State Representative Peter Breen (R-Lombard) has passed legislation that amends Illinois law to allow school children to use newer, less expensive epinephrine delivery technology in schools.

SB 2889 updates the definition of “epinephrine injector” to include newer forms of auto-injector pens and also pre-filled syringes that were recently approved by the U.S. Food and Drug Administration. “During a severe allergy attack, epinephrine injectors deliver life-saving mediation to patients in distress,” said Breen. “Unfortunately, the Illinois School Code and the Epinephrine Auto-Injector Act currently have a limited definition of epinephrine injector that does not account for new pharmaceutical advancements. Some of this newer technology allows for swift treatment at a lower cost.”
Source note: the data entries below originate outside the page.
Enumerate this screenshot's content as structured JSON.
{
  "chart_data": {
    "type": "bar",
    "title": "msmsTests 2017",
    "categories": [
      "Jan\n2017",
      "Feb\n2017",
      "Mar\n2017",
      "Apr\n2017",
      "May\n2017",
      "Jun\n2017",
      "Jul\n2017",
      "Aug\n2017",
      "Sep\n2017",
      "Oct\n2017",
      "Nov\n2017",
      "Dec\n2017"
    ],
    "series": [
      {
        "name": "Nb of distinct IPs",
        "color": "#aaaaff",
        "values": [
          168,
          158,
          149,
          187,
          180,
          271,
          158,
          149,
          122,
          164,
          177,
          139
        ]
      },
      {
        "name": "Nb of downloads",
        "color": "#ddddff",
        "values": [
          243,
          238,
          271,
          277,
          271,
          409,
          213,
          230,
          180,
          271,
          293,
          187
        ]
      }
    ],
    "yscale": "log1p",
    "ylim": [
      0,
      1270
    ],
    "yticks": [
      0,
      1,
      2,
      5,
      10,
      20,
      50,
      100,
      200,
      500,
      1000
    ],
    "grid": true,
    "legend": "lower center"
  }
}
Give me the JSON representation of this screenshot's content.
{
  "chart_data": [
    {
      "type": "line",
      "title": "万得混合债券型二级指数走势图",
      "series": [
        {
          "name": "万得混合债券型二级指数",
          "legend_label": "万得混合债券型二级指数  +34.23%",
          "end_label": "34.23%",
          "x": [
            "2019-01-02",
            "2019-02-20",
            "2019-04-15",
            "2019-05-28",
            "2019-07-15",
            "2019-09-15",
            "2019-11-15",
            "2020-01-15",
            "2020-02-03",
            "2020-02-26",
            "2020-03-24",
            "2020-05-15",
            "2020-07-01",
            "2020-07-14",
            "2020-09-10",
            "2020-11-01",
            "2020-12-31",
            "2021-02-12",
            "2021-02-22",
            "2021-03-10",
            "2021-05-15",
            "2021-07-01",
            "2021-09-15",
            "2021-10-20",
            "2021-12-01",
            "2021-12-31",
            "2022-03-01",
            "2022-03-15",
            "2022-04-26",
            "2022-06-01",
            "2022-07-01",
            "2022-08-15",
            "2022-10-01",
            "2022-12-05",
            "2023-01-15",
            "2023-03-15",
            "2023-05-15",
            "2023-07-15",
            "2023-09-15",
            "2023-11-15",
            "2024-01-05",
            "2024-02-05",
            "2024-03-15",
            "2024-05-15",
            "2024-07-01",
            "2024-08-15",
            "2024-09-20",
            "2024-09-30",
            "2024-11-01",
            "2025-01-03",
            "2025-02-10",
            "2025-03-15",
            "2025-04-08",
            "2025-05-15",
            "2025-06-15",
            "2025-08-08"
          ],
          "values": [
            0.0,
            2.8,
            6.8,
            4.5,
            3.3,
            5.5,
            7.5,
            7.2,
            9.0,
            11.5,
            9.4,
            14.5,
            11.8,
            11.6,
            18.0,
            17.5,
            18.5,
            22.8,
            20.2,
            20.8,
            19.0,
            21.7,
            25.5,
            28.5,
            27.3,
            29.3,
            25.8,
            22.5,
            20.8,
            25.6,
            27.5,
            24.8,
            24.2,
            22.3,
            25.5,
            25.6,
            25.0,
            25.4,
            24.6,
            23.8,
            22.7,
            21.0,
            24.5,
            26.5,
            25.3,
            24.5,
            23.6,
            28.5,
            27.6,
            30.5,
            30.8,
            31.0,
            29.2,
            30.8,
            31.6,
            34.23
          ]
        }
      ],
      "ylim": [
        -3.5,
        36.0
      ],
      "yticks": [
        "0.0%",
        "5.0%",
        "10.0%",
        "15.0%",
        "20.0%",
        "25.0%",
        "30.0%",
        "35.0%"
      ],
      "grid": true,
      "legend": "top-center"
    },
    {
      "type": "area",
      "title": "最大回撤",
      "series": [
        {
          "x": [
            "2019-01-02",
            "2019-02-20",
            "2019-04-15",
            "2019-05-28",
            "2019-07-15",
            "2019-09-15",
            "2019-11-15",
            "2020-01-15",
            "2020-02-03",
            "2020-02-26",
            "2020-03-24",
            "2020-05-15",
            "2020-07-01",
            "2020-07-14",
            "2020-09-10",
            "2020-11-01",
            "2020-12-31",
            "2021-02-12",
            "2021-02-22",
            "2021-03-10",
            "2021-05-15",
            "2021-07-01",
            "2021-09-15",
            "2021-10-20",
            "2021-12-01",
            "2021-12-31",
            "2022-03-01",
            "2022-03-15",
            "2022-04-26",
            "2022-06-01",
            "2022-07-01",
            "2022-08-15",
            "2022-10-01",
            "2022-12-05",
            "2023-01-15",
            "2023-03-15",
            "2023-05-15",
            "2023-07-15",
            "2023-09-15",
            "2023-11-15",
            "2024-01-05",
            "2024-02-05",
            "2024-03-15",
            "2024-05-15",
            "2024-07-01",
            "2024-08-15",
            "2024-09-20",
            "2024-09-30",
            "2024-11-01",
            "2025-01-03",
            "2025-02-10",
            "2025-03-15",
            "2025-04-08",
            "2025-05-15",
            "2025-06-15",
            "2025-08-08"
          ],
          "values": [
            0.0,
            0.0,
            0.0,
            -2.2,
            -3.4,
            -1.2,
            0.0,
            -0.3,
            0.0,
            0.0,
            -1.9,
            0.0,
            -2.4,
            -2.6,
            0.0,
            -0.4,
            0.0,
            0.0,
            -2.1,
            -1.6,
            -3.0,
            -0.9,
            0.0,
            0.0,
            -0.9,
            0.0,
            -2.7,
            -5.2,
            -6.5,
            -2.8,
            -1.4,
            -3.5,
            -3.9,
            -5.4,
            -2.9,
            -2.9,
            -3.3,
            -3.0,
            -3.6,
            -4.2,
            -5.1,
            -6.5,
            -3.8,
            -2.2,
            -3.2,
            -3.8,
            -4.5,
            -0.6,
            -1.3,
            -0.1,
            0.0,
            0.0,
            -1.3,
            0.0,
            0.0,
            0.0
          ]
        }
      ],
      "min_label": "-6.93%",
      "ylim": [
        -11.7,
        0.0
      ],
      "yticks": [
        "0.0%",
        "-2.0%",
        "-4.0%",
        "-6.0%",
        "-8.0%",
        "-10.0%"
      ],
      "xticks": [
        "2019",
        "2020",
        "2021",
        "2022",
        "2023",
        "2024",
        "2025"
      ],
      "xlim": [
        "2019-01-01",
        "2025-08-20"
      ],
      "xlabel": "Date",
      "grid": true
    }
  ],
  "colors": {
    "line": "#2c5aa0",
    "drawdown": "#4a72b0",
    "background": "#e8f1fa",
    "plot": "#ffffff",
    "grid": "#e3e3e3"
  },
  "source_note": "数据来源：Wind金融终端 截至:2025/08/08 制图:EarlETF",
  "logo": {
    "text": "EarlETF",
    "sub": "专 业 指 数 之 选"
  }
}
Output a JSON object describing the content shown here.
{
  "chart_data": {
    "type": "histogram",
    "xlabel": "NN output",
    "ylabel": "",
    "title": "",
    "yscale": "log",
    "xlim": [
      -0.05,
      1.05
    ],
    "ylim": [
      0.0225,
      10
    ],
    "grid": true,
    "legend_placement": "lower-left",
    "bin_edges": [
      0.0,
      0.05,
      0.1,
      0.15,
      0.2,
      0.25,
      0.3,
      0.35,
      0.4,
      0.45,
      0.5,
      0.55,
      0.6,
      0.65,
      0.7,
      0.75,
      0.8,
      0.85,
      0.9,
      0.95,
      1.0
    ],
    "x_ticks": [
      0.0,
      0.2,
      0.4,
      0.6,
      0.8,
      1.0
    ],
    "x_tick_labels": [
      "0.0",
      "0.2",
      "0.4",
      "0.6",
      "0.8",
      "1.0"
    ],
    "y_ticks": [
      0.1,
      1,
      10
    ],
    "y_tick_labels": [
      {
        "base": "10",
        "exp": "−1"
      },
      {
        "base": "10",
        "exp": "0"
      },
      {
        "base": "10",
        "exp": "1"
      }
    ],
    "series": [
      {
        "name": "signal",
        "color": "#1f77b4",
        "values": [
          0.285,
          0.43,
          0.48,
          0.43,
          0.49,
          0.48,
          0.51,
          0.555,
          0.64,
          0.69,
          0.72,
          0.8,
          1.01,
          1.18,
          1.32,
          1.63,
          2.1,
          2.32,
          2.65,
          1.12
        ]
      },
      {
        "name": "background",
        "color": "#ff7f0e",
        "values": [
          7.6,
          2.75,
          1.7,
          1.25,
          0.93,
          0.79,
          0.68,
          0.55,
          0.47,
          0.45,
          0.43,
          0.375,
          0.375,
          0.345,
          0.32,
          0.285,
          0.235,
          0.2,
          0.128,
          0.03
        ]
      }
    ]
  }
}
According to Breen, epinephrine is commonly used for emergency treatment of allergic reactions, including anaphylaxis, that results from a severe reaction to insect stings or bites, allergic reactions to foods, drugs and other allergens, as well as exercise-induced anaphylaxis. Unlike the EpiPen, which is an auto-injector, the pre-filled devise is a syringe, which many say is easier to use.

SB 2889 received unanimous approval in the Senate in April, and with the House’ unanimous approval on Monday, the bill now moves to Governor Rauner’s desk for final action.